Thirdly is Commercial or Promotion. This is letting people know you have a product that deserves their attention. This is the posts that link back to your comic, as opposed to CONTENT posts, which show off what you've got. I'm talking handfuls of panels that show a good exchange or demonstrating WIPs of how you create your artwork.
For more on the Three C's of Social media, check this out: https://webcomics.com/articles/social-media/social-media-the-three-cs/
I personally am trying to enact this social media strategy as outlined by Gary Vee (Whose content on youtube is amazing in terms of getting yourself pumped, getting yourself in the right mindset to take on the challenges of being a content creator and sharing that work. He's very much in the market of cutting through BS, and he curses a lot; it's part of his nature, lol so fair warning if that's not your thing.)
But this is his article for Social Media in 2019:
The slideshow at the end of the article has all the gold in it.

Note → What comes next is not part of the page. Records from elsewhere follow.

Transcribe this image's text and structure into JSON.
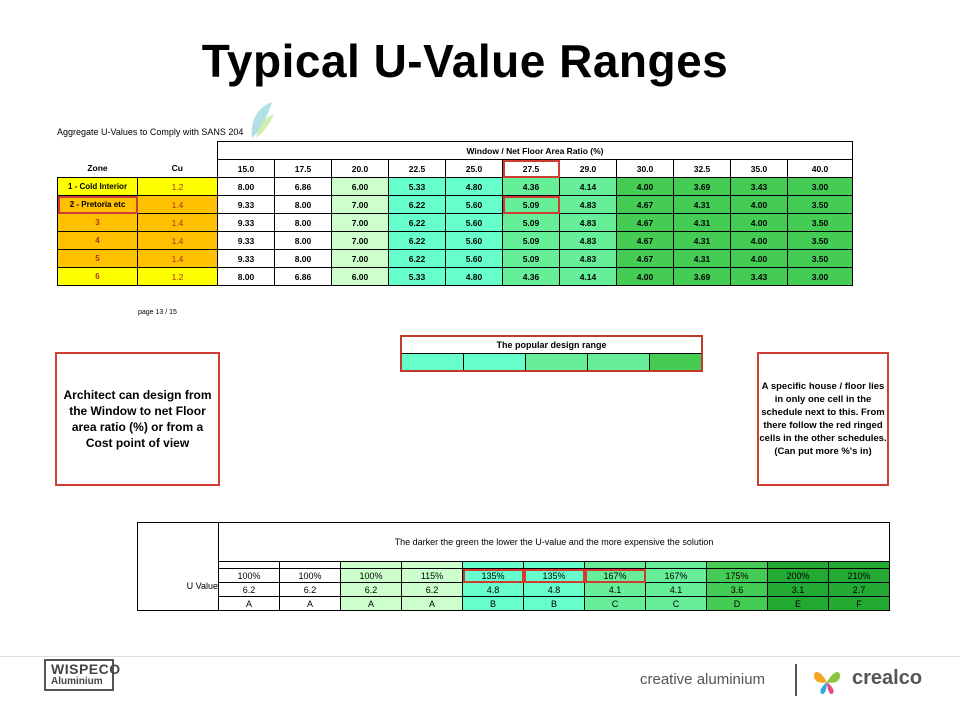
{
  "title": "Typical U-Value Ranges",
  "caption": "Aggregate U-Values to Comply  with SANS 204",
  "page_note": "page 13 / 15",
  "colors": {
    "yellow": "#ffff00",
    "orange": "#ffc000",
    "shade_0": "#ffffff",
    "shade_1": "#ccffcc",
    "shade_2": "#66ffcc",
    "shade_3": "#66ee99",
    "shade_4": "#44cc55",
    "shade_5": "#22aa33",
    "red_ring": "#d03b32"
  },
  "main_table": {
    "super_header": "Window / Net Floor Area Ratio (%)",
    "zone_header": "Zone",
    "cu_header": "Cu",
    "ratios": [
      "15.0",
      "17.5",
      "20.0",
      "22.5",
      "25.0",
      "27.5",
      "29.0",
      "30.0",
      "32.5",
      "35.0",
      "40.0"
    ],
    "rows": [
      {
        "zone": "1 - Cold Interior",
        "cu": "1.2",
        "values": [
          "8.00",
          "6.86",
          "6.00",
          "5.33",
          "4.80",
          "4.36",
          "4.14",
          "4.00",
          "3.69",
          "3.43",
          "3.00"
        ]
      },
      {
        "zone": "2 - Pretoria etc",
        "cu": "1.4",
        "values": [
          "9.33",
          "8.00",
          "7.00",
          "6.22",
          "5.60",
          "5.09",
          "4.83",
          "4.67",
          "4.31",
          "4.00",
          "3.50"
        ]
      },
      {
        "zone": "3",
        "cu": "1.4",
        "values": [
          "9.33",
          "8.00",
          "7.00",
          "6.22",
          "5.60",
          "5.09",
          "4.83",
          "4.67",
          "4.31",
          "4.00",
          "3.50"
        ]
      },
      {
        "zone": "4",
        "cu": "1.4",
        "values": [
          "9.33",
          "8.00",
          "7.00",
          "6.22",
          "5.60",
          "5.09",
          "4.83",
          "4.67",
          "4.31",
          "4.00",
          "3.50"
        ]
      },
      {
        "zone": "5",
        "cu": "1.4",
        "values": [
          "9.33",
          "8.00",
          "7.00",
          "6.22",
          "5.60",
          "5.09",
          "4.83",
          "4.67",
          "4.31",
          "4.00",
          "3.50"
        ]
      },
      {
        "zone": "6",
        "cu": "1.2",
        "values": [
          "8.00",
          "6.86",
          "6.00",
          "5.33",
          "4.80",
          "4.36",
          "4.14",
          "4.00",
          "3.69",
          "3.43",
          "3.00"
        ]
      }
    ]
  },
  "popular_range": {
    "header": "The popular  design range"
  },
  "architect_note": "Architect can design from the Window to net Floor area ratio (%) or from a Cost point of view",
  "house_note": "A specific house / floor lies in only one cell in the schedule next to this. From there follow the red ringed cells in the other schedules. (Can put more %'s in)",
  "bottom_table": {
    "header": "The darker the green the lower the U-value and the more expensive the solution",
    "row_label": "U Value",
    "percents": [
      "100%",
      "100%",
      "100%",
      "115%",
      "135%",
      "135%",
      "167%",
      "167%",
      "175%",
      "200%",
      "210%"
    ],
    "u_values": [
      "6.2",
      "6.2",
      "6.2",
      "6.2",
      "4.8",
      "4.8",
      "4.1",
      "4.1",
      "3.6",
      "3.1",
      "2.7"
    ],
    "grades": [
      "A",
      "A",
      "A",
      "A",
      "B",
      "B",
      "C",
      "C",
      "D",
      "E",
      "F"
    ]
  },
  "footer": {
    "wispeco_line1": "WISPECO",
    "wispeco_line2": "Aluminium",
    "tagline": "creative aluminium",
    "brand": "crealco"
  }
}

As a gist, these are the notes I took:
You have your Pillar content: In our case, it's our Comics, each episode that is uploaded. And it looks like you have a long-form comic. Fantastic.~
I'm currently working on Swaha, as well as a number of other comics (atm making a buffer for them).
I've downloaded OBS (free software) to record my screen so I can make speedpaints of my process and potentially tutorials as to how I make my content. (Repetition doesn't matter cause people will only really see a slice of what you spread around as your Content anyway. So I don't care if the videos seem repetitive, someone might find something of value. What they find valuable-- I don't determine that; I just intend to share the larges volume of good content.)

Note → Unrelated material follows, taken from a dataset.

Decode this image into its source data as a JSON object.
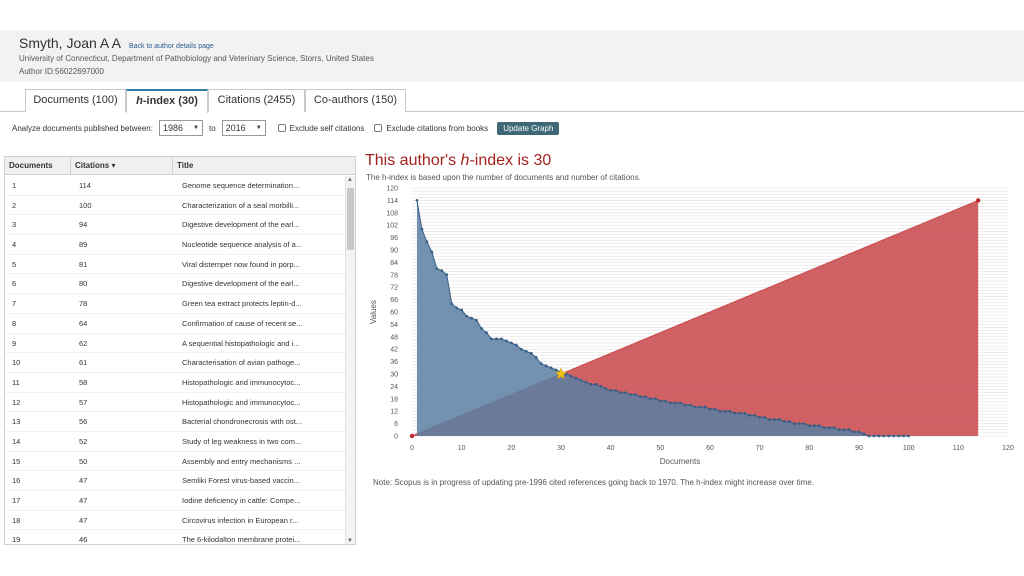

Then from that long-form content (Eg. My comic episodes + Process Videos) I draw out what I believe to be the highlights. The things that show off either my art skills, story skills, or just who I am (cause I talk through parts of my drawing and have a webcam of me in the corner of the recording. I was not comfortable in front of a camera in the beginning...so i forced myself to do daily Instagram stories to say "good morning and today i'm working on Swaha's such and such episodes' the linework". And THAT has actually increased the quality and quantity of my social connections. It's okay to be shy, but know that you have to share your work in a way that you're most comfortable with, be it through video, voice, or the written word. What you think and believe in relation to the story you're making has to be shared somehow. Nowadays people judge the artist JUST as much if not more than the content the artist creates).

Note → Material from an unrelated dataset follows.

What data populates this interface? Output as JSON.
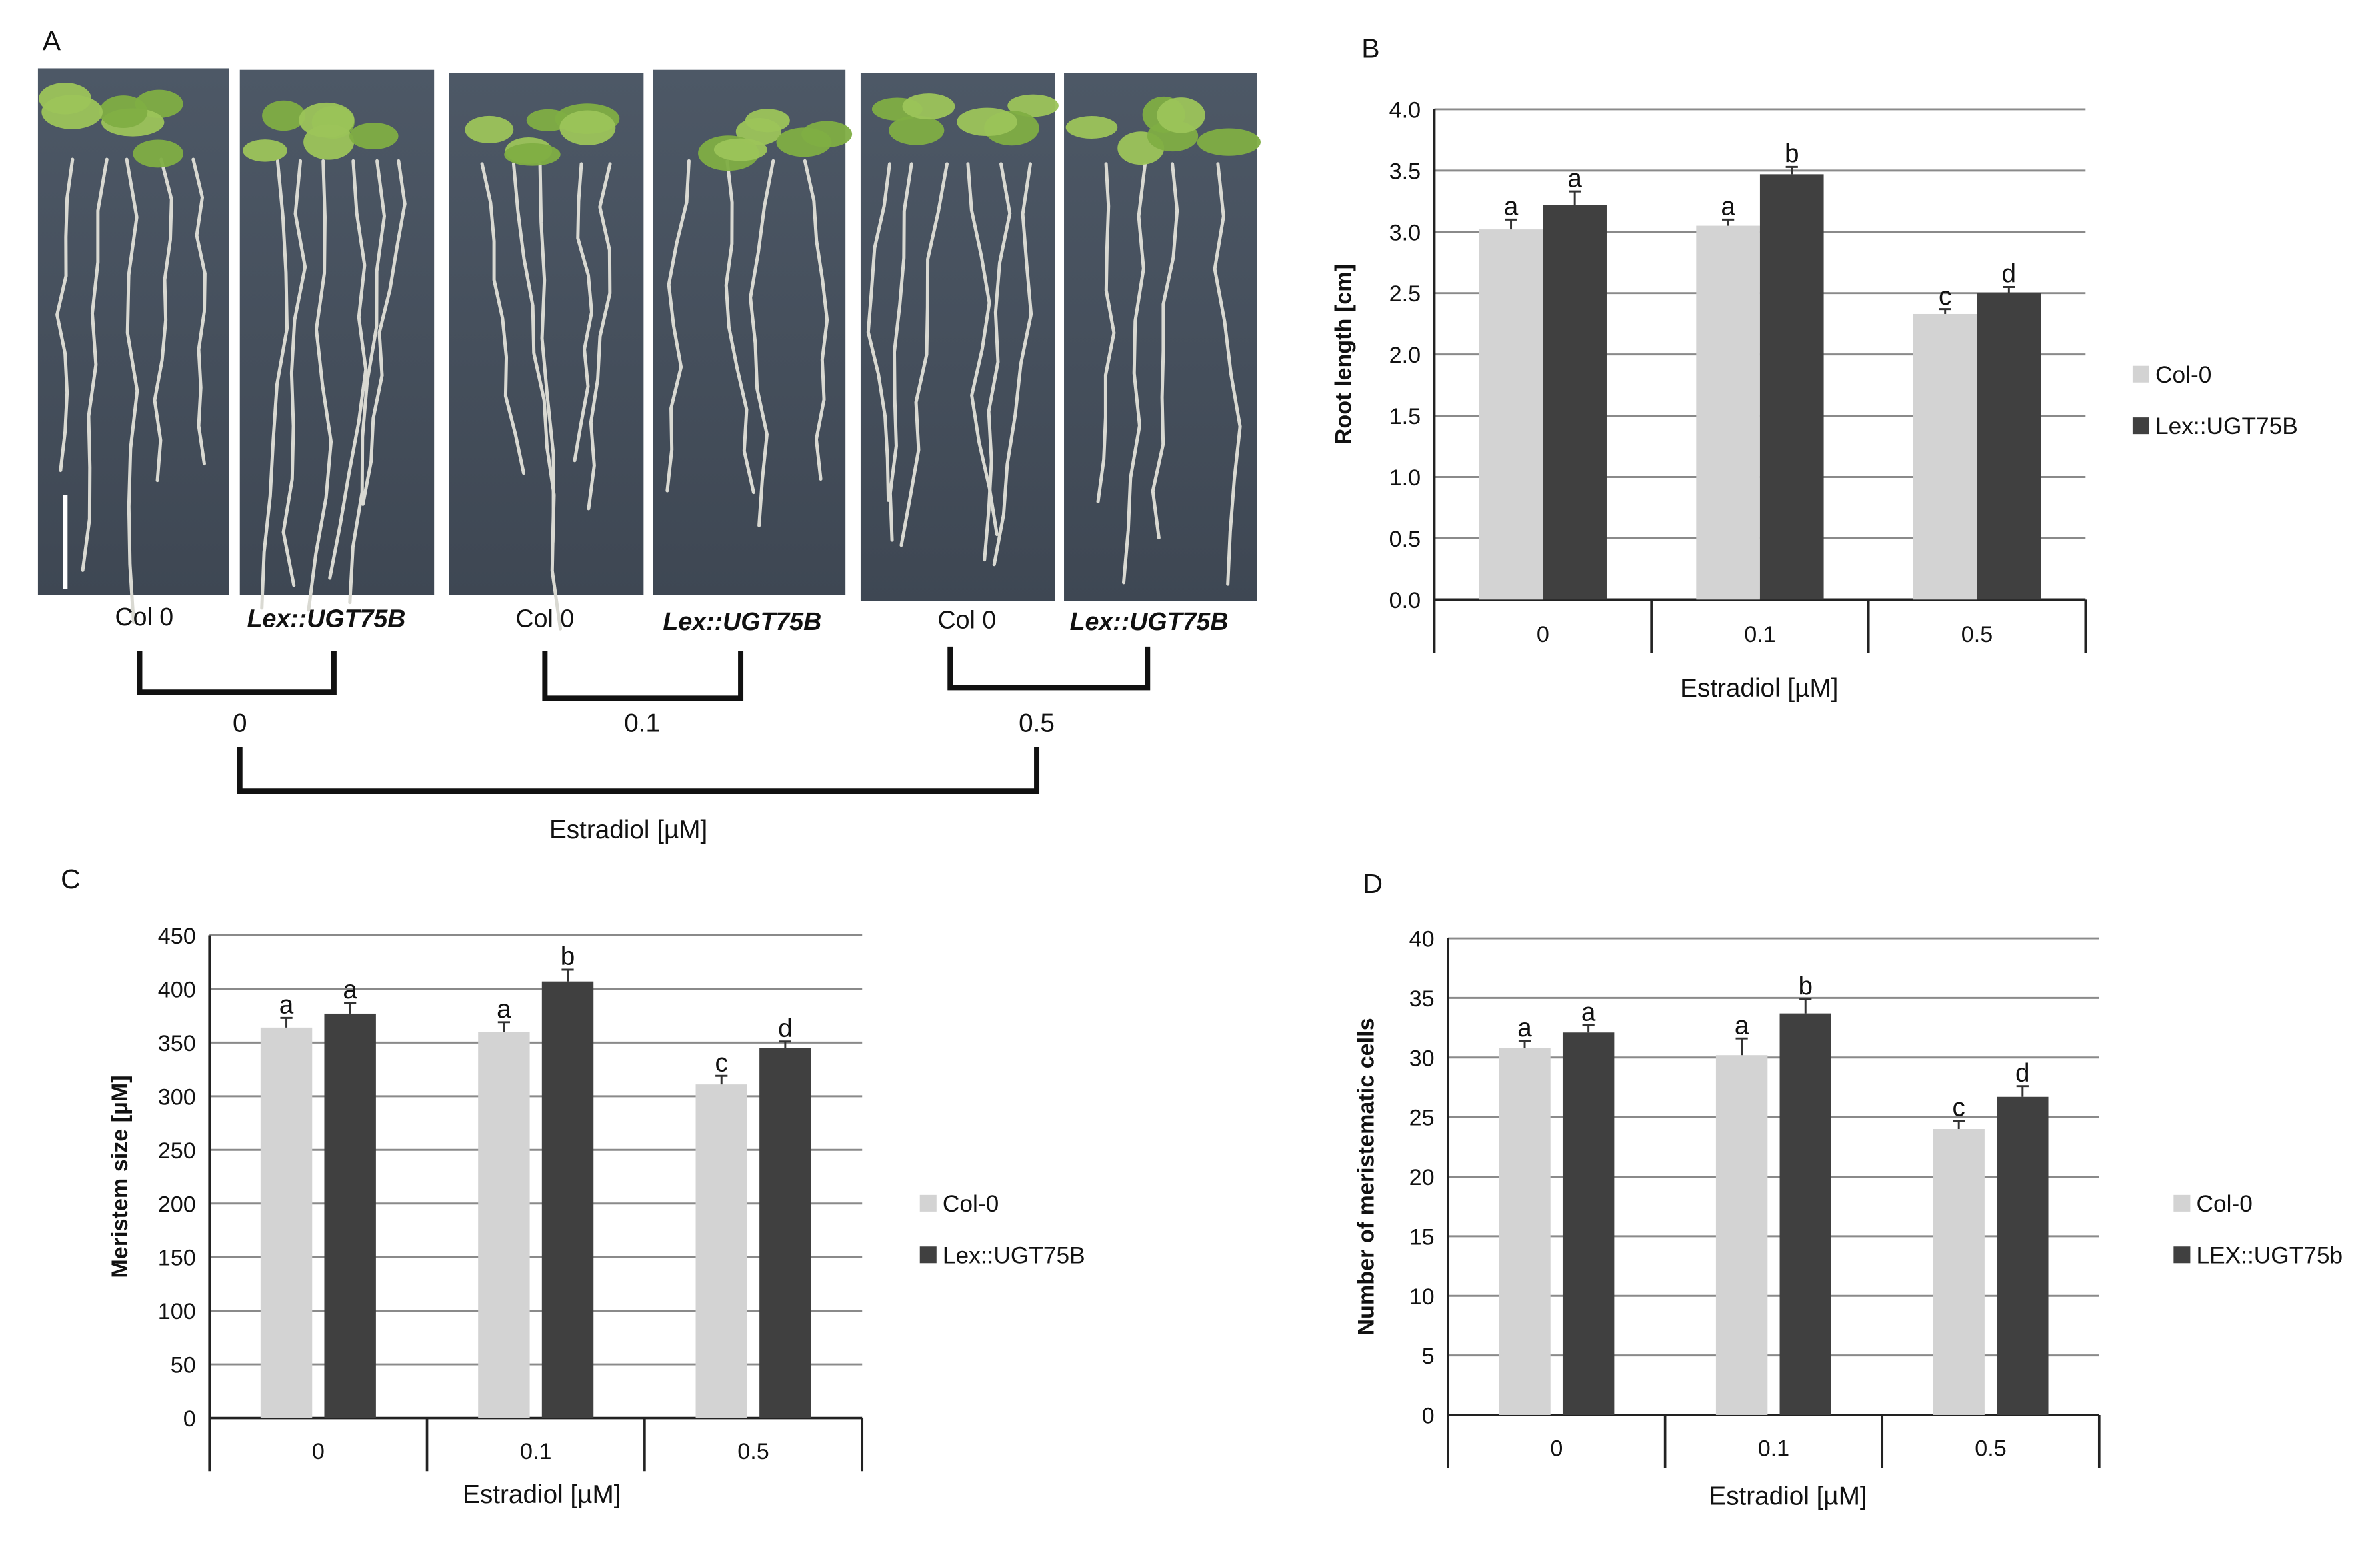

You take these moments and create the Micro-content. Content meant for Instagram, Snapchat, Twitter, Tumblr, Facebook, IGTV, your Tapas Wall even (People do see those and we need every scrap of attention we can get). Find the platforms you like, google every possible place you can put your work for free and get it out there.
Because you seem to be just starting out, I cannot emphasize enough that you need to have a huge amount of work to show for yourself that people can respect, value, and then be a fan of. In the competitive field we live in (got no choice) we can either walk the talk or get out of the way of the people that do.
Then you collect feedback on the content. From that feedback you might find people resonating with some stuff. So you take that stuff, repackage it into new Micro-content emphasizing what people liked and pointed out.
Boom, more Micro-content shared.
Make new Long-form content and make Micro-content from it. Share that. Get feedback. New Microcontent informed by the feedback. Share that.
Rinse, Repeat. Hone your skills.
Above all Be Patient. It takes the better part of a decade of THIS, creating a volume of content that's needed to sustain a Career (read "lifetime") and succeed in Webcomics and Stories.